DOMESTIC economic developments and outlook in the 2015 budget forecast a growth to 3,2% of the economy underpinned by stronger domestic demand as well as a recovery in external demand associated with growth in advanced economies.

BATANAI MUTASA
OWN CORRESPONDENT

According to a budget overview by local accounting firm Grant Thornton, the global economic growth is projected at 3,8% in 2015, a 0,5% positive movement from the 3,3% recorded in 2014, while the economic growth in Zimbabwe is projected to rise to 3,2% in 2015 from 3,1% in 2014.

The report noted that inflation remained very low, registering a price decline of 0,1% for the year to October 2014, against the background of weak domestic demand, tight liquidity conditions and the appreciation of the US dollar against the South African rand and was expected to remain subdued in 2015 after closing at 1% in 2014.

“The near negative inflation is reflective of the self-correction of the domestic price structure for goods and services which are higher than those prevailing in some of the neighbouring countries,” said the overview.

Despite the low inflation figures, the poverty datum line remains high in comparison to regional countries where Botswana, Malawi, Namibia and South Africa have figures of below $90 per individual while the local figure is $100,58.

The budget overview thus noted that cost management remains a strategic imperative across the economy, since domestic wages and prices were set with a mind-set of the hyper- inflationary environment.

However, gross domestic product (GDP) is still expected to rise in 2015 as all sectors have positive gains expected.

For 2015, agriculture, housing and fishing have a growth estimate figure of 3,4%, mining and quarrying (3,1%), manufacturing is forecast to strengthen by 1,7% while other sectors like distribution, hotels and restaurants — which has a growth estimate of 4,7% — are also expected to strengthen.

In general, GDP growth at market prices was estimated at 3,2%.

The report said the significant GDP growth for agriculture was as a result of expectations that the agricultural season would remain positive and production in the main crops, maize, tobacco and cotton, among others, was expected to remain on an upward trend.

“For tobacco sales, a total of $684,87 million was realised in 2014 compared to $610,31 million achieved in 2013, at an average price of $3,17/kg compared to $ 3,68/kg in 2013,” it says.

The transport and communication sector was estimated to have an overall growth of 4,1%, but separately, transport was said to be on the decline.

“The transport sector continued to decline and is expected to further go down by 1% in 2015,” it said.

Regardless of this regression, the sector is envisaged to strengthen on the basis of information and communications technology which is expected to grow by 6,4% in 2015.

The report explained how the 2014 budget focused on policy-oriented interventions and policy clarity which were meant to restore confidence, thereby creating a conducive environment for attracting investment into the economy.

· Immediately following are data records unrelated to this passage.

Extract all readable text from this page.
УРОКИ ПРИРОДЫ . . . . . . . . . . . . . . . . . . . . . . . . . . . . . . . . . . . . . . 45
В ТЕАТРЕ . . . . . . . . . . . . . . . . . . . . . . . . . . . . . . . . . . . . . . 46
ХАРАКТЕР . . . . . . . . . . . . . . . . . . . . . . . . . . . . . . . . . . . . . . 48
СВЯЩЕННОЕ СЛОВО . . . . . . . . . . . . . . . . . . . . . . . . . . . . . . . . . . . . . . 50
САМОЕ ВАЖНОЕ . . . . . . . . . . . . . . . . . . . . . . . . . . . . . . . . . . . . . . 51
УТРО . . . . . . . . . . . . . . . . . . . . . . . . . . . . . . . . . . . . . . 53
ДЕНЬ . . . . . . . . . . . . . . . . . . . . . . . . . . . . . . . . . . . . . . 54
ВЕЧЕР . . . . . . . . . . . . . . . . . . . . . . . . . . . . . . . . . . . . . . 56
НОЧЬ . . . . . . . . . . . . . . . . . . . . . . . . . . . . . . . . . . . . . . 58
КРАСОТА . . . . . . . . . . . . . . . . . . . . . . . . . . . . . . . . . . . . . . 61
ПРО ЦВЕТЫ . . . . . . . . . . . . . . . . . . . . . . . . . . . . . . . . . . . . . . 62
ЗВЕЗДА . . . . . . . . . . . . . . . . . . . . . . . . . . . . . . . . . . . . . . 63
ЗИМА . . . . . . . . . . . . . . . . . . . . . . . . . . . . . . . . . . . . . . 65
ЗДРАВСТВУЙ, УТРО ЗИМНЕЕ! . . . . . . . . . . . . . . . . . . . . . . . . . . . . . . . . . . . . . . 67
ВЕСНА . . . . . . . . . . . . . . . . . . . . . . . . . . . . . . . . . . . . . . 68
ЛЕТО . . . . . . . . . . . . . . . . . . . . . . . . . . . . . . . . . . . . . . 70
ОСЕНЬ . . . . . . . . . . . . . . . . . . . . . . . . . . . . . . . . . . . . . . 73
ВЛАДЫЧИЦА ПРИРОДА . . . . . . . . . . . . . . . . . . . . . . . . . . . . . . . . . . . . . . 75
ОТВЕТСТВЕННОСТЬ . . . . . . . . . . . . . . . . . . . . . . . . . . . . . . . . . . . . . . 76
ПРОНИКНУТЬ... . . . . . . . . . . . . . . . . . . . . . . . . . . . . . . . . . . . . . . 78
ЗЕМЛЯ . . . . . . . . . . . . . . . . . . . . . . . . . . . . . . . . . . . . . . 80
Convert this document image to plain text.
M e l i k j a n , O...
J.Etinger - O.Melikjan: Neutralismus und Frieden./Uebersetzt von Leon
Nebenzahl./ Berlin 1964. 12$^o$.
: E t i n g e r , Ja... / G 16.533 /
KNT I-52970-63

However, it noted that foreign direct investment (FDI) remained subdued due to the perceived country risk.

“The country received $146,6 million in 2014 compared to $311,3 million the previous year,” the report states.

Despite this, the budget overview said FDI is projected to increase by 69% in 2015 from $349 million to $591 million, on the back of the continued implementation of the ease and cost of doing business reforms and the re-engagement process.